In Drakopoulos v. U.S. Bank, Nat’l Ass’n, 465 Mass. 775 (2013), the SJC considered whether (a) a lender, by virtue of its status as assignee of a residential mortgage, or (b) a loan servicer could be liable for violations by the loan originator of the Consumer Protection Act, the Predatory Home Loan Practices Act, or the Borrower’s Interest Act. In Drakopoulos, the residential borrowers defaulted on a loan with monthly payments approximately $600 greater than the borrowers’ total monthly income. The loan was subsequently transferred into a securitized pool of loans and the successor lender foreclosed on the mortgage.

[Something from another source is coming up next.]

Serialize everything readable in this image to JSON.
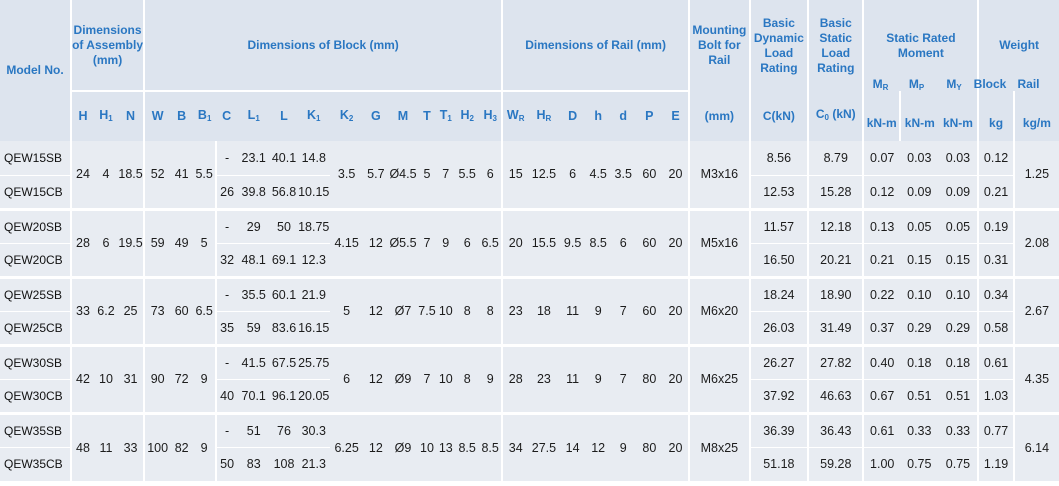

The alleged predatory lending practices in Drakopolous included the lender’s processing of the loan as a 10.315% fixed interest rate stated income loan (notwithstanding its receipt of documentation of the borrowers’ income), the borrowers’ unawareness that their household income was inflated on the loan application, and the lack of a condition requiring the borrowers to demonstrate their ability to make mortgage payments that would be more than 150% greater than their current payment. The SJC applied common law principles of assignee liability to the contractual defense of unconscionability, noting that a mortgage that is unconscionable, and therefore unenforceable, does not become enforceable merely because it is assigned. The SJC reversed the Superior Court’s summary judgment decision in favor of the foreclosing lender on all claims, stating that the foreclosing lender’s status as an assignee did not automatically shield it from liability for acts of the originating lender, remanding the case back to the Superior Court for further action. As to the servicer, however, the SJC affirmed summary judgment in favor of the servicer, stating that the servicer was not shown to be an assignee and that there was no alternative theory for its liability.
Overall, this case highlights that long-standing principles of assignee liability will apply to a lender who assumes a loan, even when the originating lender engaged in alleged predatory lending practices.